Cardiovascular Diseases Clinical Trial
To investigate whether impaired heart-rate recovery after exercise is a powerful and independent predictor of mortality.
BACKGROUND:
Although there has been considerable attention paid to the prognostic significance of the
heart rate rise during exercise, only recently has it been noted that the heart rate fall
after exercise, or "heart-rate recovery," may be an even more powerful predictor of outcome.
Heart-rate recovery after exercise is a consequence of central reactivation of vagal tone.

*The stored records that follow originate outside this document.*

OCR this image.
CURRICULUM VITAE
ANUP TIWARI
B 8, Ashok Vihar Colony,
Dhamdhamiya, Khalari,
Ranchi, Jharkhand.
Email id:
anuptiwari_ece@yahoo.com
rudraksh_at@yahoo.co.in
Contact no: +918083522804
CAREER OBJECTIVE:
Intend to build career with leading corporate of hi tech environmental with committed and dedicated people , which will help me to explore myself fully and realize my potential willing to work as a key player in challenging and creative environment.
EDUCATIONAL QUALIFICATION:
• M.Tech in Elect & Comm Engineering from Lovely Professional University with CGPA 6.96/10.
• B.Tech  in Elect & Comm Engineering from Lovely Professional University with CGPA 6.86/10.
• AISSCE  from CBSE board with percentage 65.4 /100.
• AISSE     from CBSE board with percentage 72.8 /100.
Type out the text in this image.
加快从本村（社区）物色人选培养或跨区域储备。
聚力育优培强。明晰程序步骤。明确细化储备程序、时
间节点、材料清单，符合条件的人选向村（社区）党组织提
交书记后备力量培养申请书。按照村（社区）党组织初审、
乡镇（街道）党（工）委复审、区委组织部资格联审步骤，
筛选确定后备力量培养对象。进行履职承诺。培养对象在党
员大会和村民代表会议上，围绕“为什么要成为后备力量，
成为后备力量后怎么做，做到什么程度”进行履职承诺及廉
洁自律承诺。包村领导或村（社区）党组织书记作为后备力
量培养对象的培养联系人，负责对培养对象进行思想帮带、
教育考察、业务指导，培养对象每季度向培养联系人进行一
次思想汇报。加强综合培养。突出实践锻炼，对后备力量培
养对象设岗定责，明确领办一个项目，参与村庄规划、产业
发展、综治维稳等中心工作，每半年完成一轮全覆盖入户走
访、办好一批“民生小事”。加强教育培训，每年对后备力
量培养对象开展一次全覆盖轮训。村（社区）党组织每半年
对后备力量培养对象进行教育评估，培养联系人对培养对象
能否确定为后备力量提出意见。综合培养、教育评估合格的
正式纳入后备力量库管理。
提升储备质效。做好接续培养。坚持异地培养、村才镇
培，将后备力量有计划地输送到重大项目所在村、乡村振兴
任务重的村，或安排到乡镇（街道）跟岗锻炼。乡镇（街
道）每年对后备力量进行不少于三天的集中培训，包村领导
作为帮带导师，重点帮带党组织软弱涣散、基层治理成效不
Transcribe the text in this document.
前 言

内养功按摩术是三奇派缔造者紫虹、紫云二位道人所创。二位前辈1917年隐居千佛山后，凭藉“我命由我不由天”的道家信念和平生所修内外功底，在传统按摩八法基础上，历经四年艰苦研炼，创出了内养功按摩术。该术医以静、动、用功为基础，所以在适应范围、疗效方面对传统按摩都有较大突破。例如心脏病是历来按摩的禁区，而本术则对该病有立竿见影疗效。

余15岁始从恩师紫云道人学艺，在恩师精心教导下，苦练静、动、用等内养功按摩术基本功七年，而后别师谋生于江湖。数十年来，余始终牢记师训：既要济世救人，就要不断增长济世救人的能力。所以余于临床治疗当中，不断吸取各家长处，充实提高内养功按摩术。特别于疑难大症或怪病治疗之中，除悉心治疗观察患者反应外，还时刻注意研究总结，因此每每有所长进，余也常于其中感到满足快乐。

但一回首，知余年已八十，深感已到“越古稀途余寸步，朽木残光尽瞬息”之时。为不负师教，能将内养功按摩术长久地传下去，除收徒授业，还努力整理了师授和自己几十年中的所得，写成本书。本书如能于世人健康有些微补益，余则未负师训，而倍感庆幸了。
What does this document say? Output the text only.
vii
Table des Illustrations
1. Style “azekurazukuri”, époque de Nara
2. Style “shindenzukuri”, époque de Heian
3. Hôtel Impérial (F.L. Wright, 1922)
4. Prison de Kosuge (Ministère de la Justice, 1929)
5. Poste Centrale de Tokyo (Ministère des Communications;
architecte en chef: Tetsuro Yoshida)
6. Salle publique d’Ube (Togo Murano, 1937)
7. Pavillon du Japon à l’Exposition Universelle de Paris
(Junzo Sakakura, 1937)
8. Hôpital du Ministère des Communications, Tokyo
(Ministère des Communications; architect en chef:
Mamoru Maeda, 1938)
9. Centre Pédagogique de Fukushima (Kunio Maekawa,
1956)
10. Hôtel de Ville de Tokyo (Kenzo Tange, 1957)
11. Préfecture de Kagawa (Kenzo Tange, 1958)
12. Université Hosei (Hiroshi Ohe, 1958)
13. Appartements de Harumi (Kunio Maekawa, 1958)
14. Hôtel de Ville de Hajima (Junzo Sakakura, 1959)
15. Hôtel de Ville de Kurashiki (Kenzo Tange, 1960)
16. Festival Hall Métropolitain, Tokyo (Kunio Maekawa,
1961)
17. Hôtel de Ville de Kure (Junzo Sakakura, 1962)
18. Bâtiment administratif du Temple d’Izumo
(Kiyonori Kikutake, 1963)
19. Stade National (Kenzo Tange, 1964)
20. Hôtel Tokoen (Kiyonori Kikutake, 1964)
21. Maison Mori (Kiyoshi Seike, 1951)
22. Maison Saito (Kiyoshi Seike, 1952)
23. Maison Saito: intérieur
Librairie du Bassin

As impaired parasympathetic function has been associated with increased risk of death, the
study tests the hypothesis that an impaired heart-rate recovery is a powerful and
independent predictor of mortality.
DESIGN NARRATIVE:
The overall aim of this project was to use heart-rate recovery to substantially improve the
prognostic value of the exercise test. The specific aims of this project were: 1) Derive
biologically meaningful mathematical models of heart-rate recovery. Data from over 20,000
patients who had undergone exercise testing at Cleveland Clinic Foundation between 1990 and
1998 were used; all of these patients had had their tests performed on exercise workstations
which recorded heart rates every 10 seconds during and after exercise. Heart-rate recovery
measures were the difference between heart rate at peak exercise and heart rate at different
points during recovery. Modeling was based on exponential families, using stepwise
selection, bootstrapping, and information theory approaches. Correlates of different
patterns of heart rate recovery were determined. 2) Using the results of modeling of
heart-recovery derived from the work in Specific Aim 1, determined a prognostically defined
optimal definition of abnormal heart rate recovery and demonstrated that an abnormal heart
rate recovery was a powerful and independent predictor of mortality in diverse patient
groups. Data from exercise tolerance tests of over 40,000 patients studied at the Cleveland
Clinic Foundation between 1990 and 1999 were analyzed. Statistical methods used included the
nonparametric Kaplan-Meier product limit method and the Cox proportional hazards model with
bootstrap validation, which included use of the random forest technique. 3) Using completely
parametric techniques, developed predictive survival models in which heart-rate recovery was
included along with clinical data and other exercise findings, including exercise capacity
and heart rate changes during exercise. The advantages of the parametric technique included:
a) it allowed for modeling of nonproportional hazards that might permit differential
strength of effect at different follow-up times for different sets of risk factors; b) it
generated absolute risk, not just relative risk; and c) it permitted patient-specific
prediction.
The study completion date listed in this record was obtained from the "End Date" entered in
the Protocol Registration and Results System (PRS) record.